Le recyclage y est obligatoire, l’eau des rivières locales est filtrée sur place pour devenir potable, l’eau de pluie est récupérée et tout l’hôtel est alimenté en hydroélectricité. Les larges fenêtres sont installées en angle pour que les oiseaux ne rentrent pas dedans. Les animaux qui avaient pris leur distance pendant la période de construction de l’hôtel sont revenus sur les lieux, sans crainte.
En 2018, la Mashpi Lodge rejoint la liste élitiste des National Geographic Unique Lodges of the World:
Plus de 75% des employés de Mashpi viennent des communautés voisines, parfois membres d’une même famille d’anciens forestiers, agriculteurs, mineurs ou chasseurs. Ils travaillent dans la cuisine et au service des repas, ils maintiennent les lieux et aménagent les chambres, ils accueillent les visiteurs à la réception, assurent leur confort et l’administration durant tout leur séjour. Des agriculteurs de la région fournissent la plupart des produits alimentaires servis par l’hôtel. En bonus, chaque employé de Mashpi est aussi actionnaire de l’entreprise.
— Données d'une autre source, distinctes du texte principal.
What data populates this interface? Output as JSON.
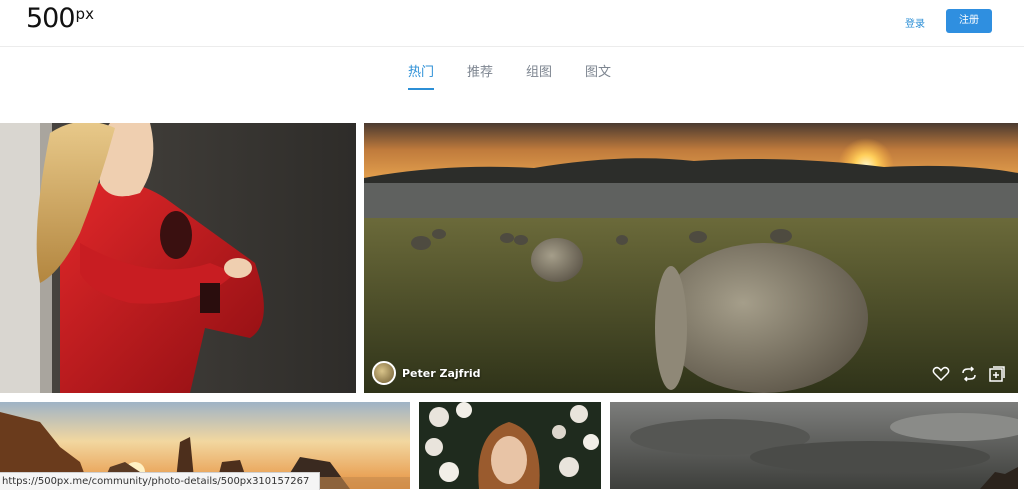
{
  "header": {
    "logo_main": "500",
    "logo_sup": "px",
    "login_label": "登录",
    "signup_label": "注册"
  },
  "tabs": [
    {
      "label": "热门",
      "active": true
    },
    {
      "label": "推荐",
      "active": false
    },
    {
      "label": "组图",
      "active": false
    },
    {
      "label": "图文",
      "active": false
    }
  ],
  "photos": {
    "featured": {
      "author": "Peter Zajfrid",
      "actions": [
        "heart-icon",
        "repost-icon",
        "add-to-gallery-icon"
      ]
    }
  },
  "status_bar": {
    "url": "https://500px.me/community/photo-details/500px310157267"
  },
  "colors": {
    "accent": "#2c8fd6",
    "button": "#2f8fe0",
    "tab_inactive": "#7d8590"
  }
}
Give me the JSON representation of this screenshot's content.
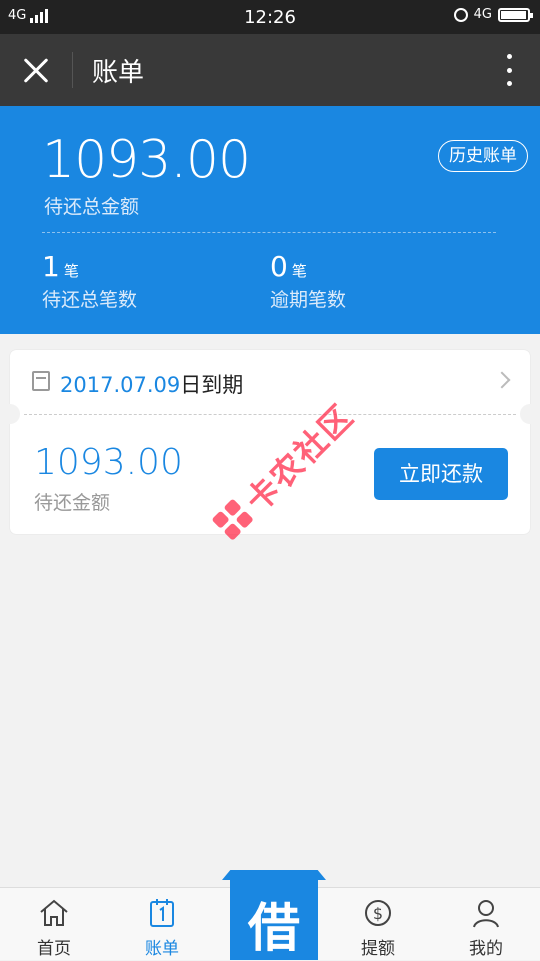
{
  "status_bar": {
    "network_left": "4G",
    "time": "12:26",
    "network_right": "4G",
    "battery_level": 0.95
  },
  "appbar": {
    "title": "账单"
  },
  "summary": {
    "total_amount": "1093.00",
    "total_label": "待还总金额",
    "history_button": "历史账单",
    "pending_count": "1",
    "pending_unit": "笔",
    "pending_label": "待还总笔数",
    "overdue_count": "0",
    "overdue_unit": "笔",
    "overdue_label": "逾期笔数"
  },
  "bill_card": {
    "due_date": "2017.07.09",
    "due_suffix": "日到期",
    "amount": "1093.00",
    "amount_label": "待还金额",
    "pay_button": "立即还款"
  },
  "watermark": {
    "text": "卡农社区"
  },
  "tabbar": {
    "items": [
      {
        "label": "首页",
        "icon": "home-icon"
      },
      {
        "label": "账单",
        "icon": "calendar-icon",
        "active": true
      },
      {
        "label": "借",
        "icon": "borrow-icon"
      },
      {
        "label": "提额",
        "icon": "dollar-icon"
      },
      {
        "label": "我的",
        "icon": "user-icon"
      }
    ]
  },
  "colors": {
    "accent": "#1a87e1",
    "appbar": "#393939",
    "status": "#222222",
    "background": "#f2f2f2"
  }
}
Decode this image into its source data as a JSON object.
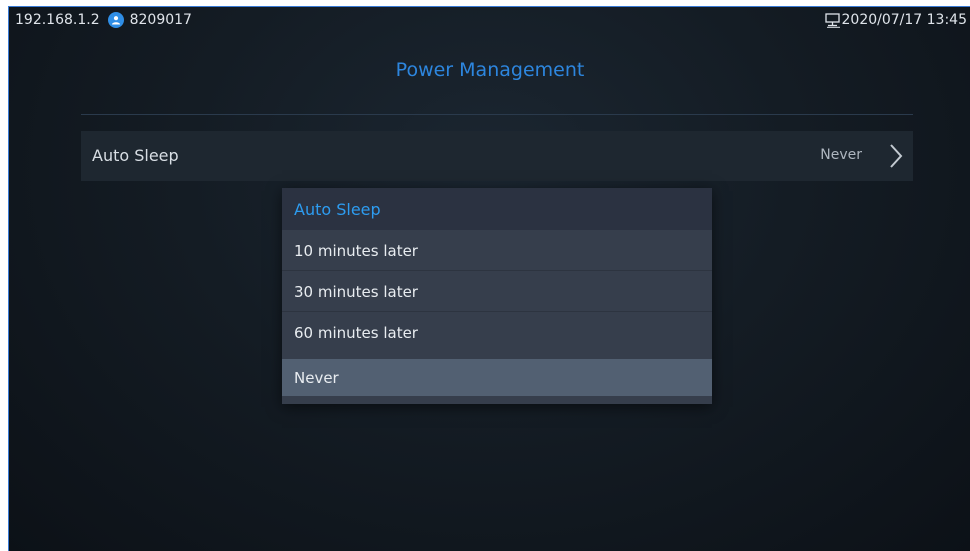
{
  "status_bar": {
    "ip": "192.168.1.2",
    "account_icon": "user-icon",
    "account": "8209017",
    "network_icon": "monitor-icon",
    "datetime": "2020/07/17 13:45"
  },
  "page": {
    "title": "Power Management"
  },
  "setting": {
    "label": "Auto Sleep",
    "value": "Never",
    "arrow_icon": "chevron-right-icon"
  },
  "dialog": {
    "title": "Auto Sleep",
    "options": [
      {
        "label": "10 minutes later"
      },
      {
        "label": "30 minutes later"
      },
      {
        "label": "60 minutes later"
      },
      {
        "label": "Never"
      }
    ],
    "selected_option": "Never"
  },
  "colors": {
    "accent": "#2d86de",
    "dialog_title": "#2d9cf0",
    "selected_row": "#526072",
    "background": "#141c24"
  }
}
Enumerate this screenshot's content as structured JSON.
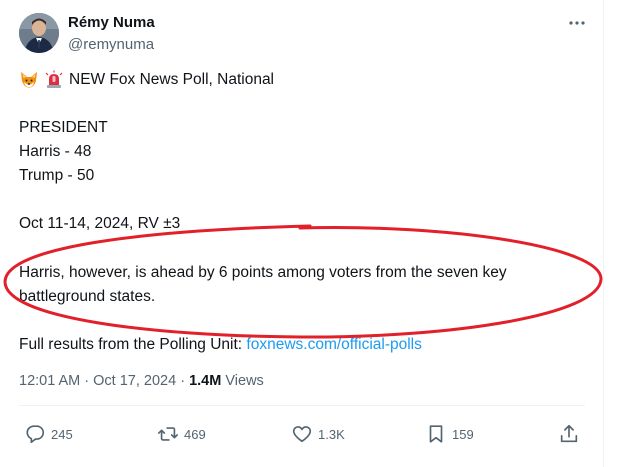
{
  "author": {
    "display_name": "Rémy Numa",
    "handle": "@remynuma"
  },
  "tweet": {
    "emojis": [
      "fox-face",
      "police-car-light"
    ],
    "headline": "NEW Fox News Poll, National",
    "section_title": "PRESIDENT",
    "results": [
      "Harris - 48",
      "Trump - 50"
    ],
    "poll_details": "Oct 11-14, 2024, RV ±3",
    "note_line1": "Harris, however, is ahead by 6 points among voters from the seven key",
    "note_line2": "battleground states.",
    "full_results_text": "Full results from the Polling Unit:",
    "link_text": "foxnews.com/official-polls"
  },
  "meta": {
    "timestamp": "12:01 AM · Oct 17, 2024",
    "separator": "·",
    "views_count": "1.4M",
    "views_label": "Views"
  },
  "actions": {
    "replies": "245",
    "reposts": "469",
    "likes": "1.3K",
    "bookmarks": "159"
  },
  "colors": {
    "link": "#1d9bf0",
    "muted": "#536471",
    "annotation": "#e2202a"
  }
}
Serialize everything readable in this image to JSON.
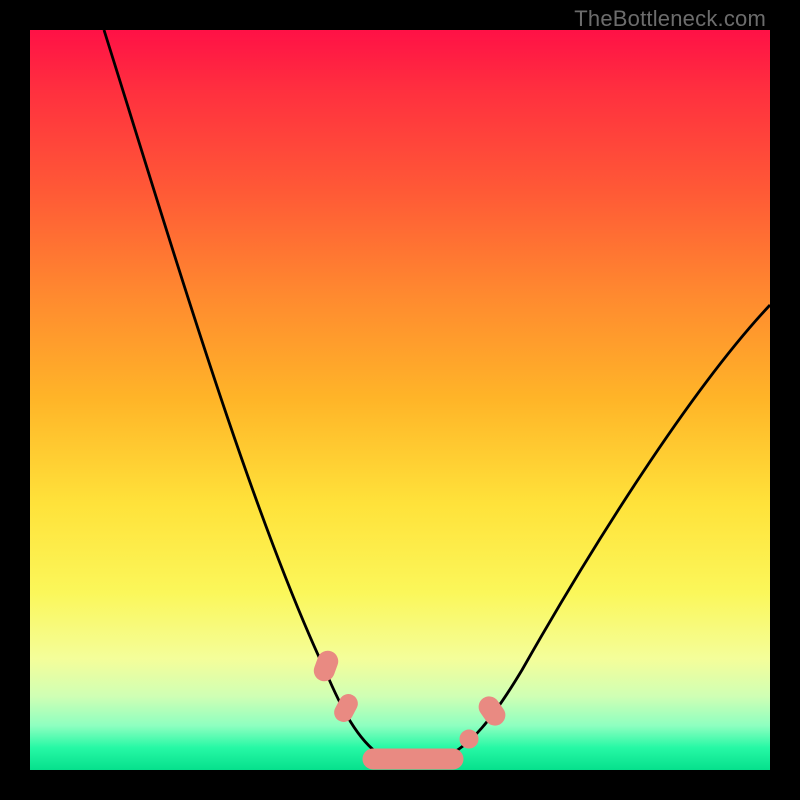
{
  "watermark_text": "TheBottleneck.com",
  "colors": {
    "frame_bg": "#000000",
    "curve_stroke": "#000000",
    "marker_fill": "#e98a82",
    "marker_stroke": "#e98a82"
  },
  "chart_data": {
    "type": "line",
    "title": "",
    "xlabel": "",
    "ylabel": "",
    "xlim": [
      0,
      100
    ],
    "ylim": [
      0,
      100
    ],
    "grid": false,
    "note": "No numeric axis labels are visible. Values below are pixel-normalized 0-100 estimates read off the image (x left→right, y bottom→top).",
    "series": [
      {
        "name": "bottleneck-curve",
        "x": [
          10,
          14,
          18,
          22,
          26,
          30,
          34,
          38,
          40,
          42,
          44,
          46,
          49,
          52,
          55,
          58,
          60,
          63,
          66,
          70,
          75,
          80,
          85,
          90,
          95,
          100
        ],
        "y": [
          100,
          88,
          76,
          64,
          52,
          41,
          31,
          21,
          16,
          11,
          7,
          4,
          2,
          1,
          1,
          2,
          3,
          5,
          9,
          14,
          22,
          31,
          40,
          49,
          57,
          63
        ]
      }
    ],
    "markers": [
      {
        "name": "segment-left-upper",
        "shape": "pill",
        "x": 39.5,
        "y": 13.5,
        "angle": -68
      },
      {
        "name": "segment-left-lower",
        "shape": "pill",
        "x": 42.5,
        "y": 8.0,
        "angle": -62
      },
      {
        "name": "segment-bottom",
        "shape": "long-pill",
        "x": 51.5,
        "y": 1.5,
        "angle": 0
      },
      {
        "name": "dot-right-lower",
        "shape": "dot",
        "x": 59.0,
        "y": 4.0
      },
      {
        "name": "segment-right",
        "shape": "pill",
        "x": 62.0,
        "y": 8.0,
        "angle": 55
      }
    ]
  }
}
Quant aux indispensables guides naturalistes (pour l’instant tous des hommes), ils sont souvent auto-formés par leur enthousiasme à tout savoir sur la bioréserve : José, un enfant du pays qui a travaillé dans tous les aspects de la forêt, qui connaît intimement chaque coin de la réserve et qui est aujourd’hui fier de la protéger en amenant d’autres à apprécier ses richesses ; Fernando, Anderson, Bryan… Ce sont eux qui nous guident sous la canopée, qui identifient les espèces, qui visent la grenouille avec la torche pendant la promenade de nuit ou qui fixent le télescope sur le trogon pour une photo portrait par smartphone.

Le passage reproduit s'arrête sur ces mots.